When chief Palestinian negotiator Saeb Erekat and the head of Palestinian intelligence Majed Farraj walked into the offices of US Secretary of State John Kerry on Sept. 4, they were prepared for all eventualities.
For the first time in modern history, the Palestinian leadership had produced a time-based political initiative that was not dependent on the approval of the Americans or the Israelis. The Palestinians are applying the concept that to improve your negotiating position you must have credible alternatives.
President Mahmoud Abbas’ initiative is linked to a series of actions that Palestinians can take if their immediate counterpart says no or attempts to derail the plan. The Abbas plan calls initially for a three-month window to negotiate simply on the borders of the Palestinian state. Israel, in hundreds of negotiating hours, has refused ever to discuss or present a map of what they see as their expected borders with the Palestinian state. If the idea is rejected, the Abbas plan then includes presenting the peace initiative for a binding vote at the UN Security Council.
Palestinians believe that President Barack Obama's administration, which has favored negotiations on borders and security, will have a hard time rejecting a reasonable proposal submitted at the UN. Israeli Finance Minister Yair Lapid has publicly asked Israeli Prime Minister Benjamin Netanyahu to show the Cabinet a map of the future Palestinian borders. The current tensions between Israel and the United States have led Israeli officials to express concern that the United States might not veto a future UN Security Council resolution on the issue.

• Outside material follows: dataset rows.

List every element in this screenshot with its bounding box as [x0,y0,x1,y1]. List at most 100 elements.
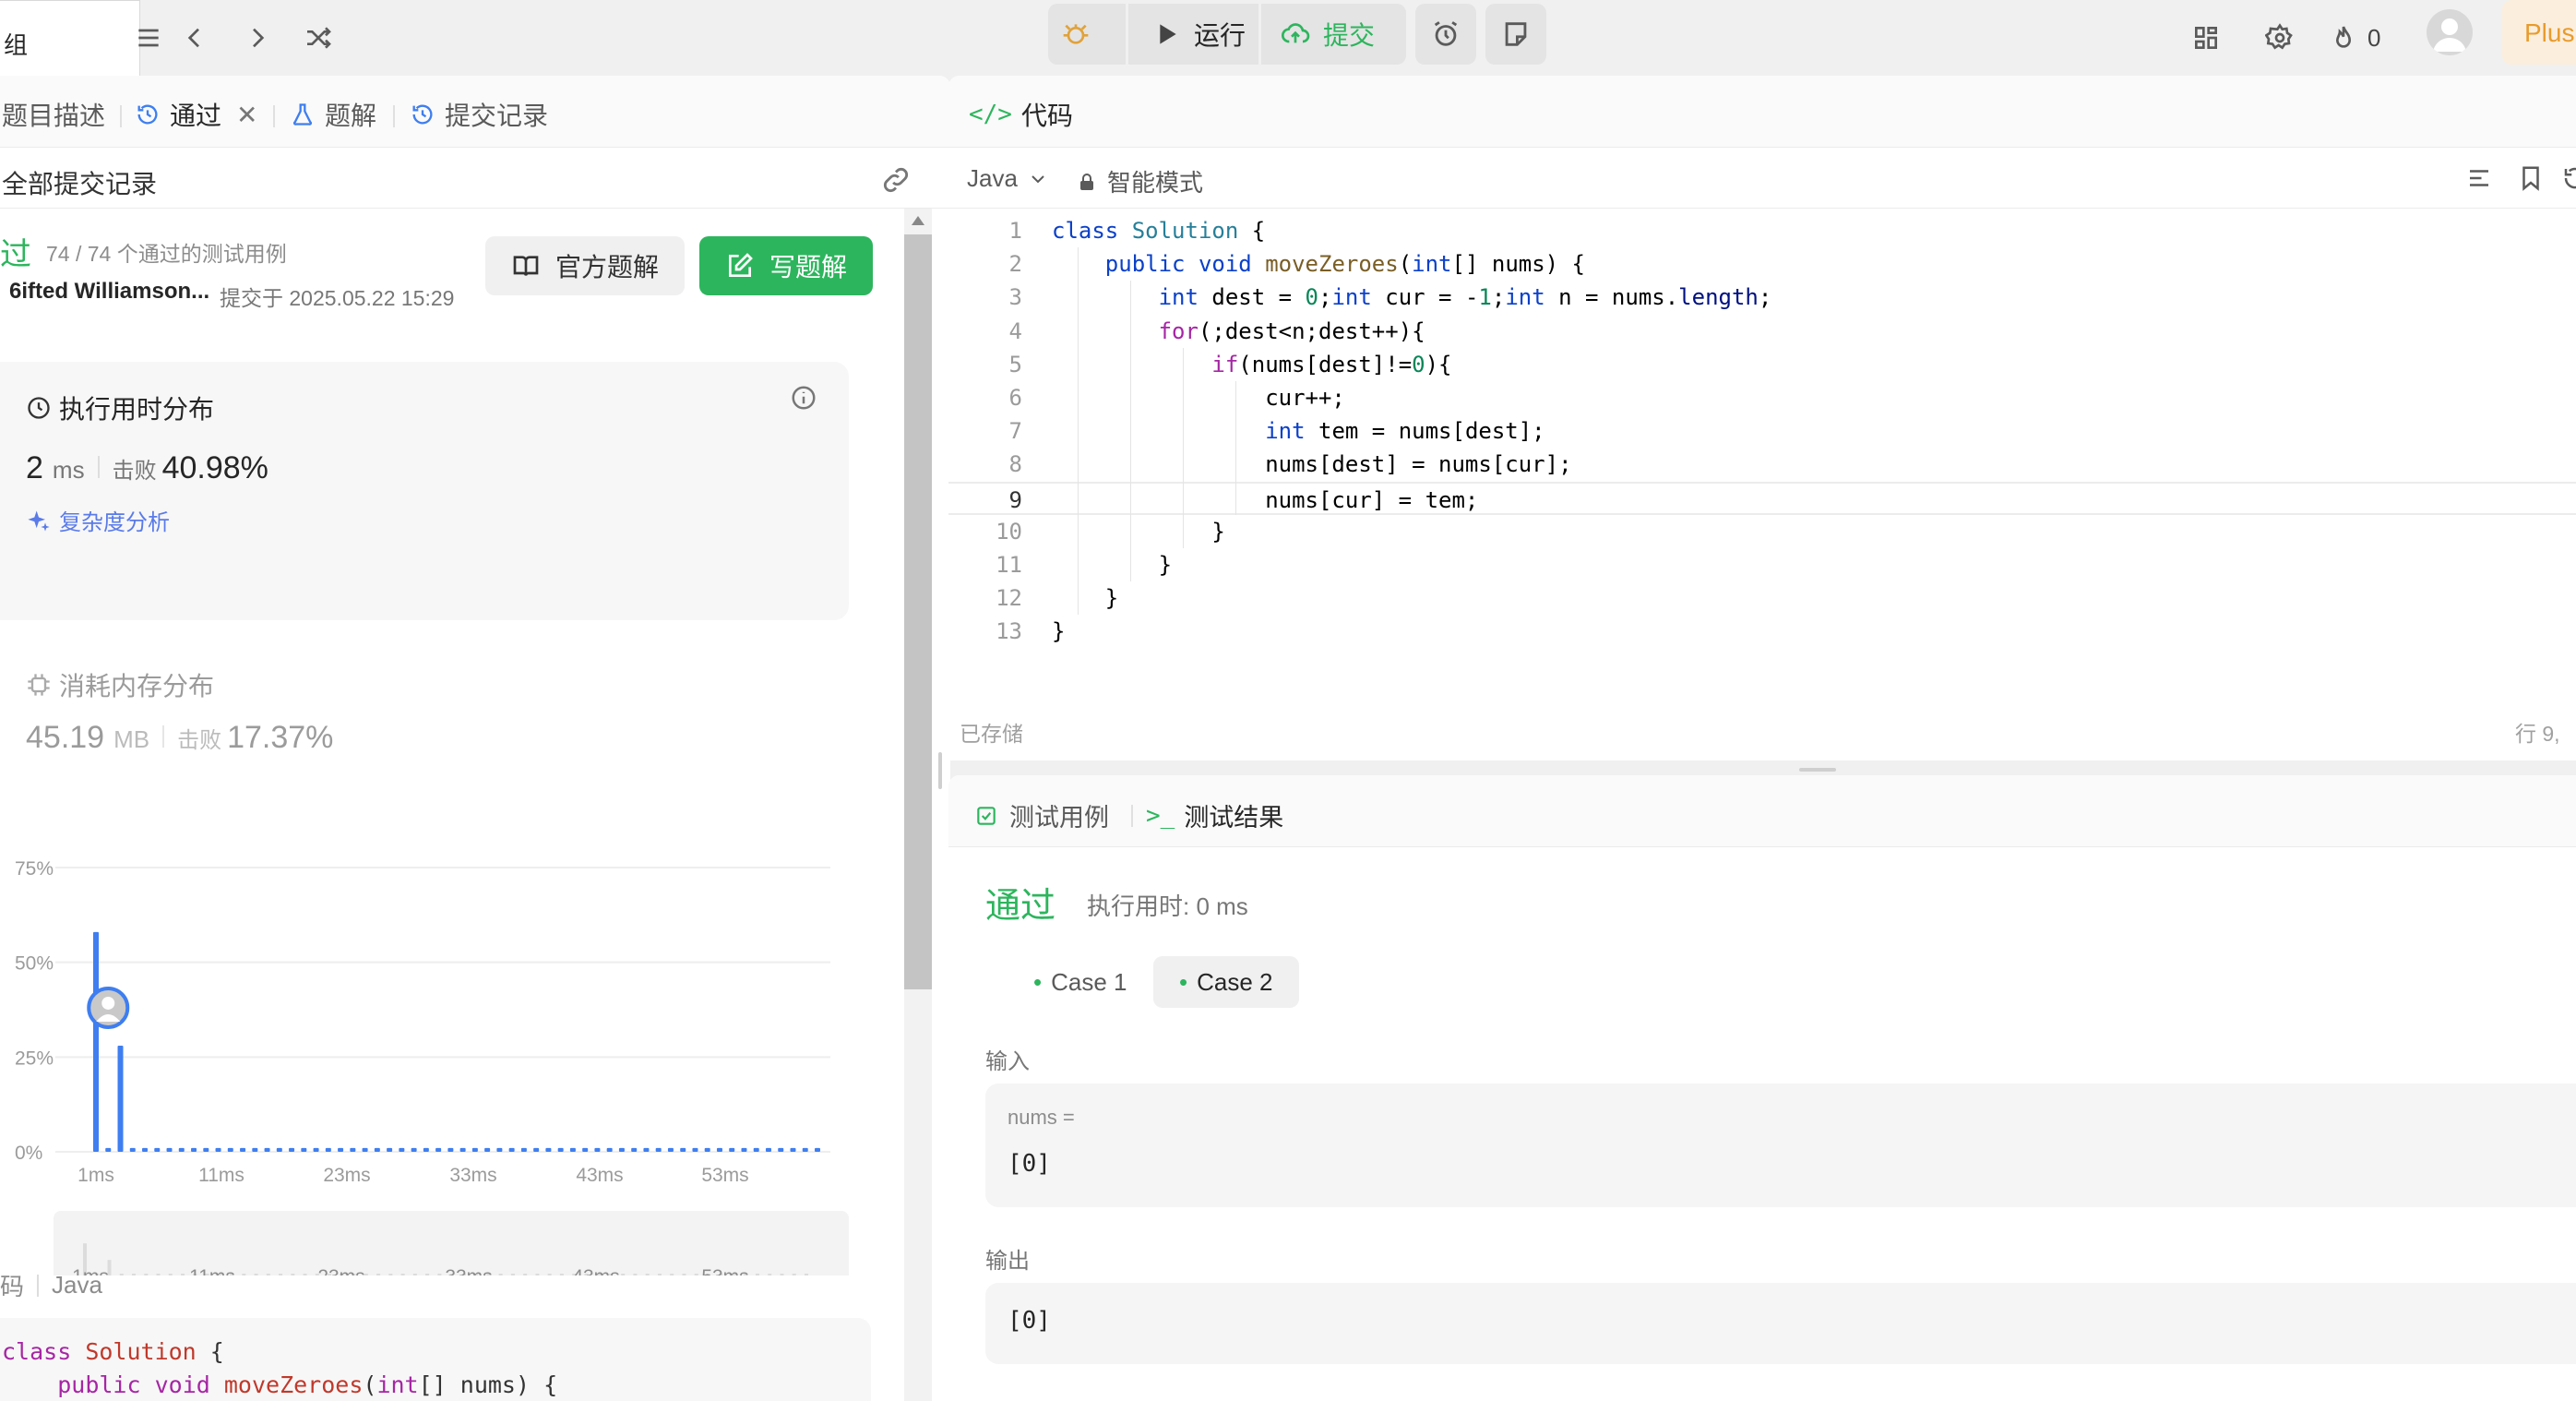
timer-button[interactable] [1415,4,1476,65]
chart-bar[interactable] [350,1147,356,1152]
chart-bar[interactable] [520,1147,527,1152]
code-line[interactable]: 6 cur++; [948,381,2576,414]
layout-icon[interactable] [2181,13,2231,63]
format-icon[interactable] [2465,164,2493,192]
submit-button[interactable]: 提交 [1281,4,1375,65]
debug-button[interactable] [1061,4,1120,65]
avatar[interactable] [2427,9,2473,55]
chart-bar[interactable] [582,1147,589,1152]
tab-submissions[interactable]: 提交记录 [410,96,548,133]
chart-bar[interactable] [203,1147,209,1152]
case-2-tab[interactable]: • Case 2 [1153,956,1299,1008]
submitter-name[interactable]: 6ifted Williamson... [9,279,209,305]
next-problem-button[interactable] [233,13,282,63]
tab-solutions[interactable]: 题解 [290,96,376,133]
chart-bar[interactable] [435,1147,442,1152]
tab-testcases[interactable]: 测试用例 [974,797,1109,833]
case-1-tab[interactable]: • Case 1 [1011,956,1150,1008]
reset-icon[interactable] [2561,164,2576,192]
chart-bar[interactable] [753,1147,759,1152]
chart-bar[interactable] [447,1147,454,1152]
chart-bar[interactable] [484,1147,491,1152]
code-line[interactable]: 13} [948,615,2576,648]
chart-bar[interactable] [276,1147,282,1152]
language-select[interactable]: Java [967,164,1049,193]
panel-resize-handle[interactable] [938,752,942,789]
chart-bar[interactable] [533,1147,540,1152]
scroll-thumb[interactable] [904,234,932,989]
chart-bar[interactable] [790,1147,796,1152]
chart-bar[interactable] [313,1147,319,1152]
complexity-analysis-link[interactable]: 复杂度分析 [26,504,170,536]
chart-bar[interactable] [105,1147,112,1152]
chart-bar[interactable] [374,1147,380,1152]
code-line[interactable]: 1 class Solution { [948,214,2576,247]
chart-bar[interactable] [594,1147,601,1152]
info-icon[interactable] [790,384,817,412]
chart-bar[interactable] [471,1147,478,1152]
official-solution-button[interactable]: 官方题解 [485,236,685,295]
bookmark-icon[interactable] [2517,164,2545,192]
chart-bar[interactable] [423,1147,429,1152]
panel-resize-handle-horizontal[interactable] [1799,768,1836,772]
smart-mode-toggle[interactable]: 智能模式 [1076,164,1203,198]
chart-bar[interactable] [154,1147,161,1152]
chart-bar[interactable] [704,1147,710,1152]
prev-problem-button[interactable] [170,13,220,63]
chart-bar[interactable] [545,1147,552,1152]
chart-bar[interactable] [240,1147,246,1152]
code-line[interactable]: 2 public void moveZeroes(int[] nums) { [948,247,2576,281]
chart-bar[interactable] [227,1147,233,1152]
scrollbar[interactable] [904,209,932,1401]
note-button[interactable] [1485,4,1546,65]
runtime-card[interactable]: 执行用时分布 2 ms 击败 40.98% 复杂度分析 [0,362,849,620]
settings-icon[interactable] [2255,13,2305,63]
chart-bar[interactable] [191,1147,197,1152]
chart-bar[interactable] [215,1147,221,1152]
write-solution-button[interactable]: 写题解 [699,236,873,295]
run-button[interactable]: 运行 [1151,4,1246,65]
chart-bar[interactable] [325,1147,331,1152]
chart-bar[interactable] [338,1147,344,1152]
chart-bar[interactable] [815,1147,820,1152]
chart-bar[interactable] [362,1147,368,1152]
code-line[interactable]: 3 int dest = 0;int cur = -1;int n = nums… [948,281,2576,314]
chart-bar[interactable] [765,1147,771,1152]
input-box[interactable]: nums = [0] [985,1084,2576,1207]
shuffle-icon[interactable] [293,13,343,63]
code-line[interactable]: 9 nums[cur] = tem; [948,481,2576,515]
chart-bar[interactable] [178,1147,185,1152]
memory-title[interactable]: 消耗内存分布 [26,666,214,703]
chart-bar[interactable] [729,1147,735,1152]
chart-bar[interactable] [117,1046,124,1152]
tab-test-results[interactable]: >_ 测试结果 [1146,797,1283,833]
chart-bar[interactable] [496,1147,503,1152]
problem-list-button[interactable]: 组 [0,0,140,79]
chart-bar[interactable] [387,1147,393,1152]
chart-bar[interactable] [166,1147,173,1152]
chart-bar[interactable] [631,1147,638,1152]
chart-bar[interactable] [618,1147,625,1152]
chart-bar[interactable] [569,1147,576,1152]
code-line[interactable]: 8 nums[dest] = nums[cur]; [948,448,2576,481]
all-submissions-link[interactable]: 全部提交记录 [2,164,157,201]
chart-bar[interactable] [716,1147,722,1152]
chart-bar[interactable] [692,1147,698,1152]
code-line[interactable]: 4 for(;dest<n;dest++){ [948,315,2576,348]
chart-bar[interactable] [643,1147,650,1152]
close-icon[interactable]: ✕ [236,100,257,130]
tab-passed[interactable]: 通过 ✕ [135,96,257,133]
chart-bar[interactable] [411,1147,417,1152]
chart-bar[interactable] [289,1147,295,1152]
chart-bar[interactable] [252,1147,258,1152]
link-icon[interactable] [880,164,912,196]
chart-bar[interactable] [129,1147,136,1152]
chart-bar[interactable] [667,1147,674,1152]
chart-bar[interactable] [142,1147,149,1152]
chart-bar[interactable] [741,1147,747,1152]
chart-bar[interactable] [399,1147,405,1152]
chart-bar[interactable] [459,1147,466,1152]
chart-bar[interactable] [264,1147,270,1152]
chart-bar[interactable] [680,1147,686,1152]
chart-bar[interactable] [802,1147,808,1152]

But the Palestinian plan has built-in responses even to a US veto. The Palestinian leader, who has succeeded in obtaining written support from all Palestinian factions, including Hamas, will join the International Criminal Court if the Palestinian plan is rejected at the UN Security Council.

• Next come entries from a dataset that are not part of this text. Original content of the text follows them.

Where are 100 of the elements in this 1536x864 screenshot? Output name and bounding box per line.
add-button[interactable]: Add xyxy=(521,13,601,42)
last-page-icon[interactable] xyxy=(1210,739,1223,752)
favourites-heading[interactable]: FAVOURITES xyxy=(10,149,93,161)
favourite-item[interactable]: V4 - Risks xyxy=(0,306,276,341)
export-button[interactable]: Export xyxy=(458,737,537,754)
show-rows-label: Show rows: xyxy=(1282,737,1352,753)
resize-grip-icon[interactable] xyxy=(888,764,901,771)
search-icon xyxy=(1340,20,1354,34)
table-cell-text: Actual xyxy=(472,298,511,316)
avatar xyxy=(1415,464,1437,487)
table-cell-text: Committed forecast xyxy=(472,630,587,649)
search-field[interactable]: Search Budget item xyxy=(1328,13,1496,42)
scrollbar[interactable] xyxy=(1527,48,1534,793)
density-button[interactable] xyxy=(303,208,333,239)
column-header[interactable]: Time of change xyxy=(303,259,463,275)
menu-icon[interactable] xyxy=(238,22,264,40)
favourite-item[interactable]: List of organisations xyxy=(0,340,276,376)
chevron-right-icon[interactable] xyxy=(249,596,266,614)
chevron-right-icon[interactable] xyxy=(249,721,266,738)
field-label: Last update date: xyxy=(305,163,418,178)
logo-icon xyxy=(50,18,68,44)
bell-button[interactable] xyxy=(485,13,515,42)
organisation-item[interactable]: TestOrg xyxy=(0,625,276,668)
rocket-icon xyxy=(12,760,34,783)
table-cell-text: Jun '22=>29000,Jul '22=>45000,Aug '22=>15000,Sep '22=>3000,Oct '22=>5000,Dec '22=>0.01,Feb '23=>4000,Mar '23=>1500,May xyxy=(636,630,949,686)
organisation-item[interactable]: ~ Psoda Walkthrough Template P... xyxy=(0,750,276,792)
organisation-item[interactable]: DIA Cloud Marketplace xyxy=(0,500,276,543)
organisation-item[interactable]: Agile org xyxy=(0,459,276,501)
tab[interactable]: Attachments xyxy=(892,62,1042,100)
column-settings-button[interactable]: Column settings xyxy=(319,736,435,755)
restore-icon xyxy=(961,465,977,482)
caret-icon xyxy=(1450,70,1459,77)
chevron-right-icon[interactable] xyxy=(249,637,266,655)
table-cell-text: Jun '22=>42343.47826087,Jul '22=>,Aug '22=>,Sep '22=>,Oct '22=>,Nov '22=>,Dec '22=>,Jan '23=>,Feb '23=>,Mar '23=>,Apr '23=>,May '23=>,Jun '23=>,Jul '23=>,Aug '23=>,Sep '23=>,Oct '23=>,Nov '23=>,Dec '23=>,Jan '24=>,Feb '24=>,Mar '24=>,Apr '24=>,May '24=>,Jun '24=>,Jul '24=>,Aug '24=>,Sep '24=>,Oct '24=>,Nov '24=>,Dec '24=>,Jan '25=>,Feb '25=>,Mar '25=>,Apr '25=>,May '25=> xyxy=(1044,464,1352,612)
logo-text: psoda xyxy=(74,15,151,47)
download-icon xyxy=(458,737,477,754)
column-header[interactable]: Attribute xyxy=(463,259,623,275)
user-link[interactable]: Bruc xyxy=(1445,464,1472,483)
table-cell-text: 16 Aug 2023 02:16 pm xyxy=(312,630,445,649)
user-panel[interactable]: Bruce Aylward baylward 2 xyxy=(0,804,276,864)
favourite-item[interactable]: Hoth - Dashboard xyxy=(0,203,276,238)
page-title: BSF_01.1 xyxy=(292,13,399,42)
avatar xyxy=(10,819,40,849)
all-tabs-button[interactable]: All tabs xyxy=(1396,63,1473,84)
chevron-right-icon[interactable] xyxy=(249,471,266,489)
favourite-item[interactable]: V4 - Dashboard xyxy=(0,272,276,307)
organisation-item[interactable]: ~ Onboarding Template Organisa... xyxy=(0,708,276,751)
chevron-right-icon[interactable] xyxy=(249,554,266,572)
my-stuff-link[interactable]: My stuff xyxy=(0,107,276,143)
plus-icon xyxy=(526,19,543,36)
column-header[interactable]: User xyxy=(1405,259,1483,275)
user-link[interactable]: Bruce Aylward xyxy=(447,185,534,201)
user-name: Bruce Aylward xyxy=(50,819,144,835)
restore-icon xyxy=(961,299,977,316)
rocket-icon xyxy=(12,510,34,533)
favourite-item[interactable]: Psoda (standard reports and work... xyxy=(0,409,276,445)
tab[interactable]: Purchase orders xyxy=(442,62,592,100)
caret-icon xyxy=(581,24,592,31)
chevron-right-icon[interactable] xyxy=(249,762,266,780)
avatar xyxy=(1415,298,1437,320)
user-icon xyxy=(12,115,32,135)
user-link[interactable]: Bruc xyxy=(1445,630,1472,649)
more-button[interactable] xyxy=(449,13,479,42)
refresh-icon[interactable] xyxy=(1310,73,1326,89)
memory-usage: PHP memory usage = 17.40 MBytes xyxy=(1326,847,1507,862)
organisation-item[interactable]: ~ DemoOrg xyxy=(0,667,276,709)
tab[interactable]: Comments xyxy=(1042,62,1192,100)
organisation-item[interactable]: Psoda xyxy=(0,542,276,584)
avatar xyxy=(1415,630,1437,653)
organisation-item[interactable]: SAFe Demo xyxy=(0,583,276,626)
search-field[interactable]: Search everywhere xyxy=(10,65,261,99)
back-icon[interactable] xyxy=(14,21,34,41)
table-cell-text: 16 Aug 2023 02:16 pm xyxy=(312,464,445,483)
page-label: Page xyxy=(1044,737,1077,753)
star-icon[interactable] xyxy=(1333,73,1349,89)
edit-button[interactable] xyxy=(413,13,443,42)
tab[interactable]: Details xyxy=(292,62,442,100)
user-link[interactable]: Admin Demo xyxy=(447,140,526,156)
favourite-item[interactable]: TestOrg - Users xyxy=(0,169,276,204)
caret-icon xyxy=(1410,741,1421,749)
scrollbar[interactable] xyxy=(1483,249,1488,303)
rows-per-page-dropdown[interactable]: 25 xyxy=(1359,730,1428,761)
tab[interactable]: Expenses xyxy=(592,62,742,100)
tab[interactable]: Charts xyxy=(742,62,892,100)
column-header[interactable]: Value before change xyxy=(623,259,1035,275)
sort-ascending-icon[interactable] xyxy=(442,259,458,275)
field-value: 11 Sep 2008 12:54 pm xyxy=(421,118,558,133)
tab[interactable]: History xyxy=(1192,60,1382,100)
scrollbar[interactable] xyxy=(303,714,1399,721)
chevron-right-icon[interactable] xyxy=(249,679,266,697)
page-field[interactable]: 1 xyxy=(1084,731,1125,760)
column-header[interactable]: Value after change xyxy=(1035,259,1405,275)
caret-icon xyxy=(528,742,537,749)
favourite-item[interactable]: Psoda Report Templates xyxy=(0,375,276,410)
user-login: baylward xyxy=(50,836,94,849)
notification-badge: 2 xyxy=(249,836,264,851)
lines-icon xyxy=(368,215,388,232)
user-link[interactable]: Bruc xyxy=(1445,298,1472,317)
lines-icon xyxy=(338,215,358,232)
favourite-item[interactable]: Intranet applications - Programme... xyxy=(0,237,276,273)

The rmedia reported the United States had rejected the peace plan, noting that the United States doesn’t support any unilateral action by either party to the conflict. The US response came at the same time that the State of Israel approved two consecutive large land confiscations. The largest land grab in 30 years of 4,000 dunums (1.5 square miles) was announced in an area south of Bethlehem on Aug. 31, only to be followed this week by a further land grab in the Hebron area of 2,000 dunums (0.77 square miles, or about 500 acres).
The Palestinian peace initiative, which has also been submitted to the Arab League, appears to have thrown the Israelis into a frenzy. Senior Israeli columnist Nahum Barnea dedicated his weekly column to the newfound courage of Abbas by saying the Palestinian president was about to turn 80 and was therefore no longer concerned about his political rivals. “Instead of running him down, the advanced age provides him a sense of freedom he has yet to experience.”
Abbas’ newfound courage was not lost on Palestinian commentators. Leading Palestinian writer Hassan al-Batal said in the Palestinian daily Al-Ayyam that the Palestinian plan mirrors what Ehud Barak once said about the need for borders so that every party knows where they stand. Batal goes one step further and says that the Palestinian plan is no longer dependent on others. “The US presidential election doesn’t concern us anymore nor does the US midterm elections, or the Israeli elections,” he argued.
The Palestinian initiative is built therefore as a self-perpetuating mechanism in which every negative step triggers a response. Senior Palestinian officials, including Erekat, have been saying in various news interviews that Palestinians have “unprecedented responses” to Israeli policies.
Ultimately, the Palestinians, if rejected by the United States and Israel, will have one clear last resort: the end of Palestinian security as a subcontractor for Israel. If these arrangements are not reciprocated politically, the Abbas plan calls for simply throwing to the Israelis the keys of the West Bank so that the occupying power will bear the true cost of its occupation. Will Abbas follow through on this often repeated threat?